“Teklif” Edilenle “Tâlip” Olunan Arasında Dindarlık ve Ahlâk

Hümeyra Özturan

Hümeyra Özturan



Din, dindarlık ve ahlâk ilişkisine dair tartışmaların, ülkemizde muhtelif vesilelerle tekrar tekrar gündeme geldiğini görmekteyiz. Bu tartışmalarda dindarlığın ahlâklı davranışlar üretmede etkili olup olmadığı, dindarların ahlâkî zafiyet gösterdiği, bazı örnekler üzerinden sorgulanıyor; buna karşılık dinî ilkelerin norm olarak kabul edilmediği toplumlardaki bireysel, siyasî ve toplumsal ahlâk sorunları, dinin etkisinin azalmış olmasıyla ilişkilendiriliyor.
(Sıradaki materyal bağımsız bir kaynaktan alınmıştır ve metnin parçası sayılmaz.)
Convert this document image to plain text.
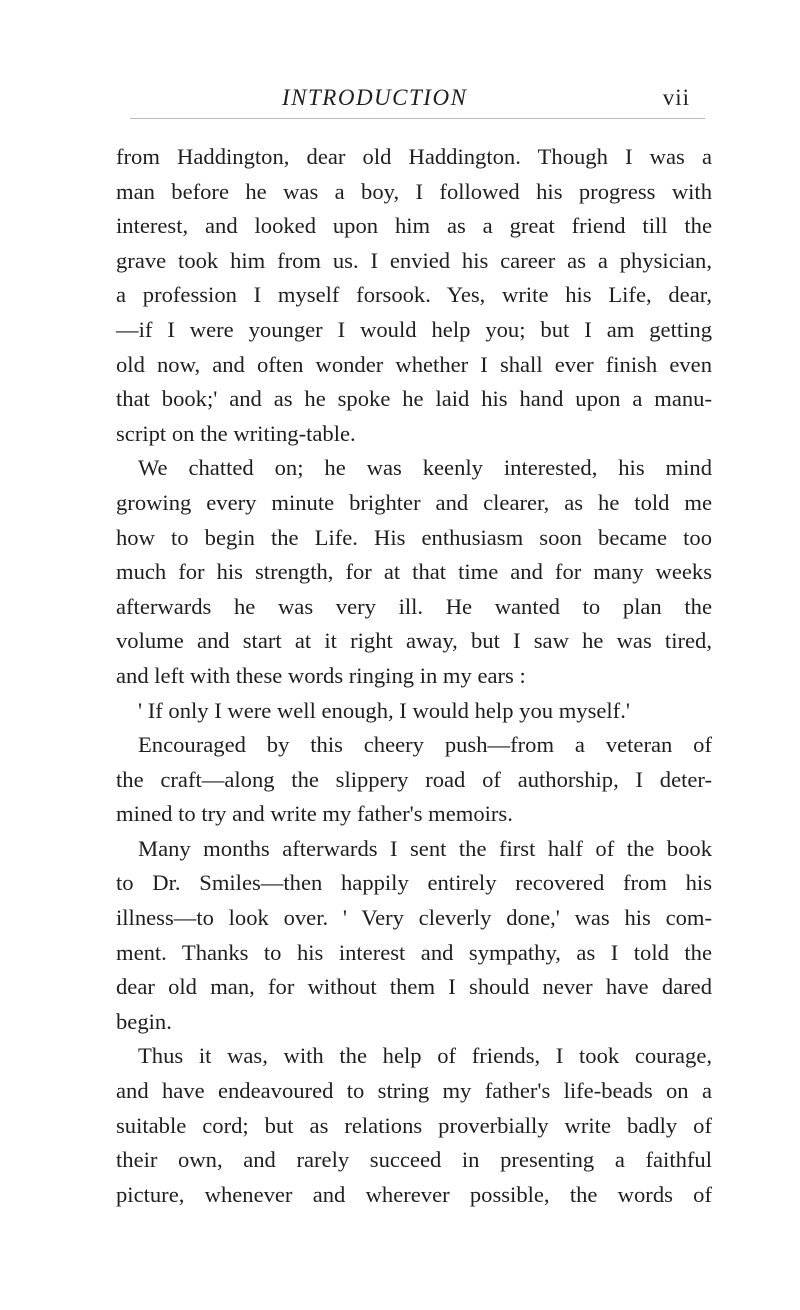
INTRODUCTION	vii
from Haddington, dear old Haddington. Though I was a
man before he was a boy, I followed his progress with
interest, and looked upon him as a great friend till the
grave took him from us. I envied his career as a physician,
a profession I myself forsook. Yes, write his Life, dear,
—if I were younger I would help you; but I am getting
old now, and often wonder whether I shall ever finish even
that book;' and as he spoke he laid his hand upon a manu-
script on the writing-table.
We chatted on; he was keenly interested, his mind
growing every minute brighter and clearer, as he told me
how to begin the Life. His enthusiasm soon became too
much for his strength, for at that time and for many weeks
afterwards he was very ill. He wanted to plan the
volume and start at it right away, but I saw he was tired,
and left with these words ringing in my ears :
' If only I were well enough, I would help you myself.'
Encouraged by this cheery push—from a veteran of
the craft—along the slippery road of authorship, I deter-
mined to try and write my father's memoirs.
Many months afterwards I sent the first half of the book
to Dr. Smiles—then happily entirely recovered from his
illness—to look over. ' Very cleverly done,' was his com-
ment. Thanks to his interest and sympathy, as I told the
dear old man, for without them I should never have dared
begin.
Thus it was, with the help of friends, I took courage,
and have endeavoured to string my father's life-beads on a
suitable cord; but as relations proverbially write badly of
their own, and rarely succeed in presenting a faithful
picture, whenever and wherever possible, the words of
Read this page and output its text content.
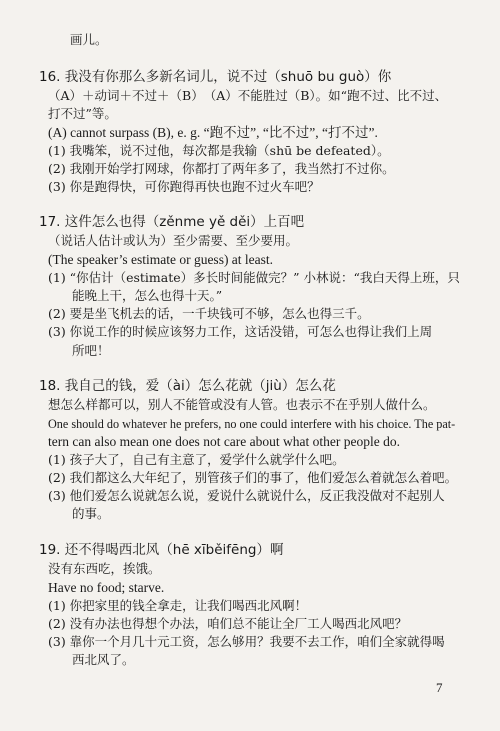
画儿。
16. 我没有你那么多新名词儿，说不过（shuō bu guò）你
（A）＋动词＋不过＋（B）　（A）不能胜过（B）。如“跑不过、比不过、
打不过”等。
(A) cannot surpass (B), e. g. “跑不过”, “比不过”, “打不过”.
(1) 我嘴笨，说不过他，每次都是我输（shū be defeated）。
(2) 我刚开始学打网球，你都打了两年多了，我当然打不过你。
(3) 你是跑得快，可你跑得再快也跑不过火车吧？
17. 这件怎么也得（zěnme yě děi）上百吧
（说话人估计或认为）至少需要、至少要用。
(The speaker’s estimate or guess) at least.
(1) “你估计（estimate）多长时间能做完？” 小林说：“我白天得上班，只
能晚上干，怎么也得十天。”
(2) 要是坐飞机去的话，一千块钱可不够，怎么也得三千。
(3) 你说工作的时候应该努力工作，这话没错，可怎么也得让我们上周
所吧！
18. 我自己的钱，爱（ài）怎么花就（jiù）怎么花
想怎么样都可以，别人不能管或没有人管。也表示不在乎别人做什么。
One should do whatever he prefers, no one could interfere with his choice. The pat-
tern can also mean one does not care about what other people do.
(1) 孩子大了，自己有主意了，爱学什么就学什么吧。
(2) 我们都这么大年纪了，别管孩子们的事了，他们爱怎么着就怎么着吧。
(3) 他们爱怎么说就怎么说，爱说什么就说什么，反正我没做对不起别人
的事。
19. 还不得喝西北风（hē xīběifēng）啊
没有东西吃，挨饿。
Have no food; starve.
(1) 你把家里的钱全拿走，让我们喝西北风啊！
(2) 没有办法也得想个办法，咱们总不能让全厂工人喝西北风吧？
(3) 靠你一个月几十元工资，怎么够用？我要不去工作，咱们全家就得喝
西北风了。
7
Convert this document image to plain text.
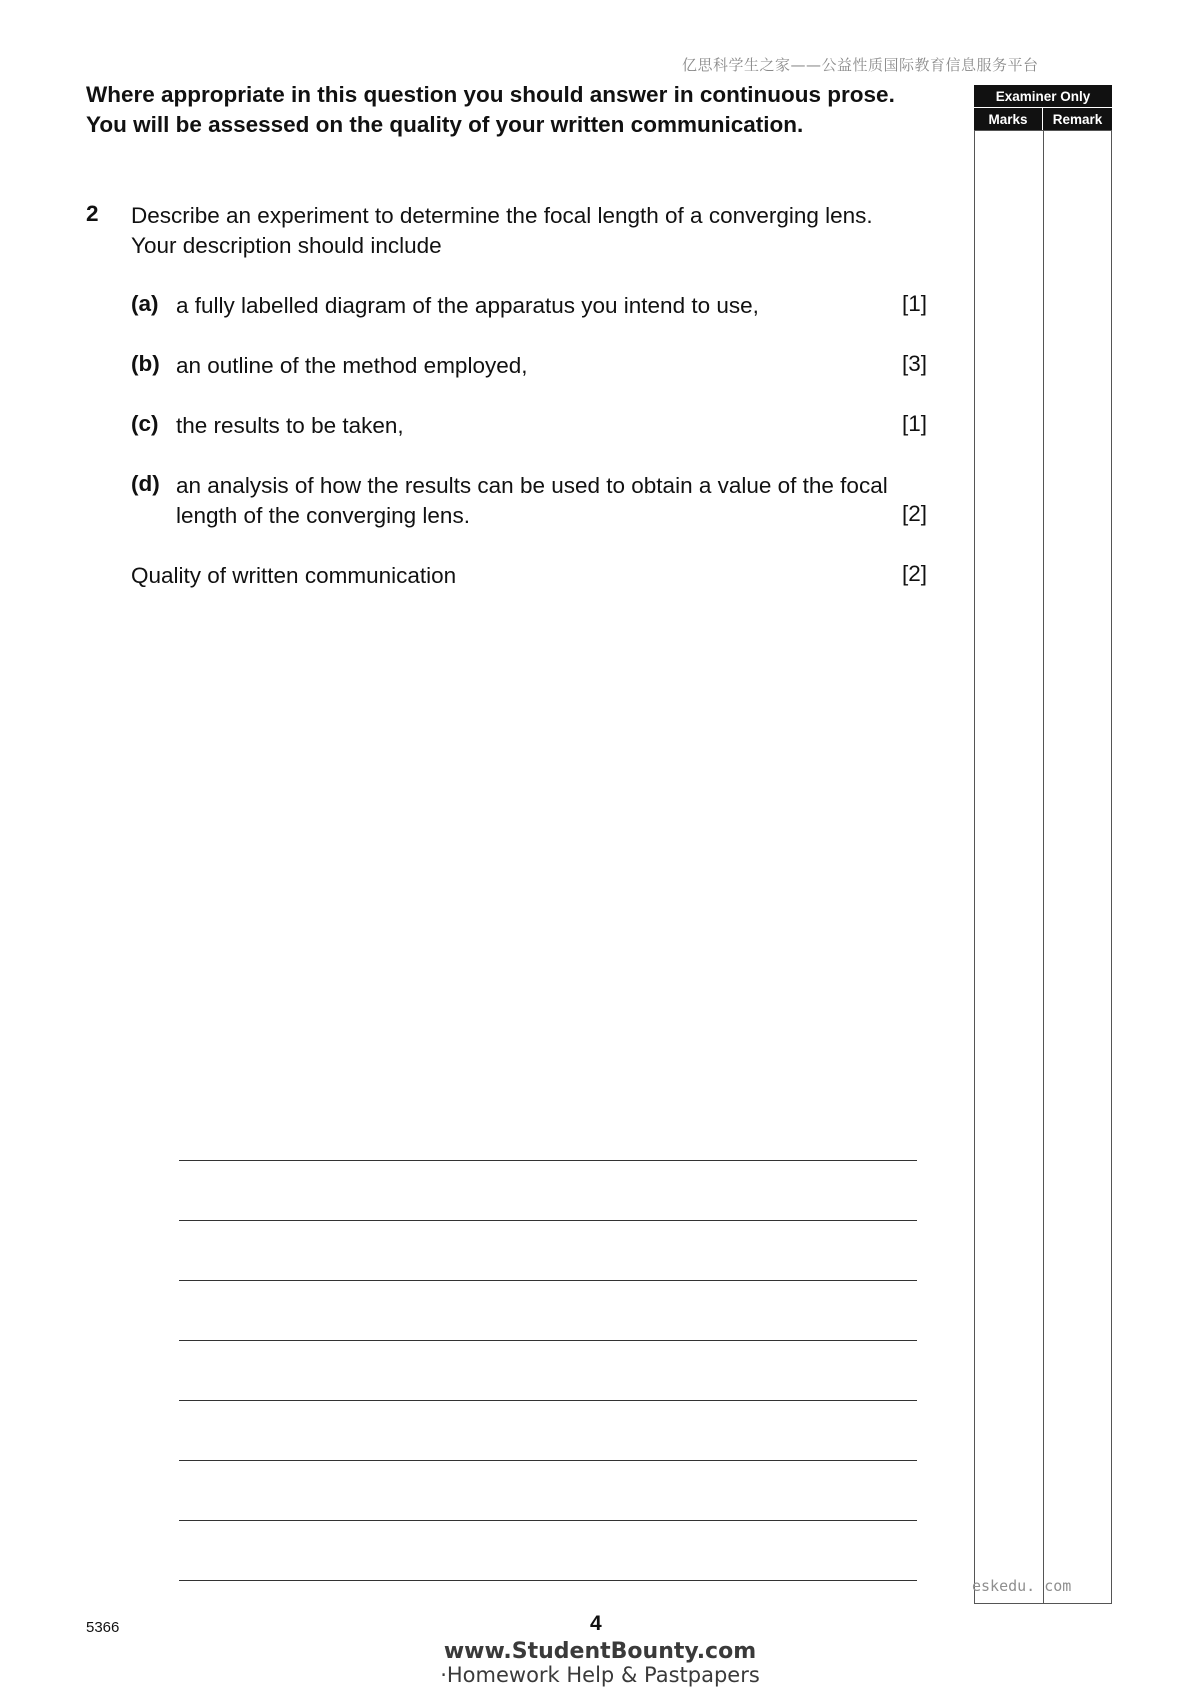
亿思科学生之家——公益性质国际教育信息服务平台
Where appropriate in this question you should answer in continuous prose. You will be assessed on the quality of your written communication.
2 Describe an experiment to determine the focal length of a converging lens. Your description should include
(a) a fully labelled diagram of the apparatus you intend to use,	[1]
(b) an outline of the method employed,	[3]
(c) the results to be taken,	[1]
(d) an analysis of how the results can be used to obtain a value of the focal length of the converging lens.	[2]
Quality of written communication	[2]
Examiner Only
Marks	Remark
eskedu. com
5366	4
www.StudentBounty.com
·Homework Help & Pastpapers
Ancak bağlamı ne olursa olsun, din ve ahlâk ilişkisine dair tartışmalar, iki uç söylemden birine savrulmakla malul olmaksızın yürütülemiyor gibi görünüyor. Bunlardan ilki ve belki de bugünlerde en popüler olanı, dinin işlevinin bütünüyle ahlâk olduğuna dair söylemdir. Bu söylemde dindarlığın esas gayesi, mükemmel bir ahlâkî şahsiyet inşa etmek olarak vurgulanır; din, ahlâkı düzeltmek üzere gelmiş olarak anlatılır ve ahlâktaki eksiklikler, dindeki eksikliklerle bağlantılı görülür. İbadetlerin gayesinin temelde ahlâkî oluşunun altı öyle çizilir ki, söz konusu ibadetleri gerçekleştirmeksizin birtakım ahlâkî niteliklere sahip olanlar, bu ibadetler hususunda hassasiyeti olup da ahlâkî açıdan zafiyet gösterenlere bir karşı argüman gibi sunulur, gayeyi gerçekleştirmiş olmanın, aracı faaliyetlerden önemli olduğu sürekli hissettirilir. 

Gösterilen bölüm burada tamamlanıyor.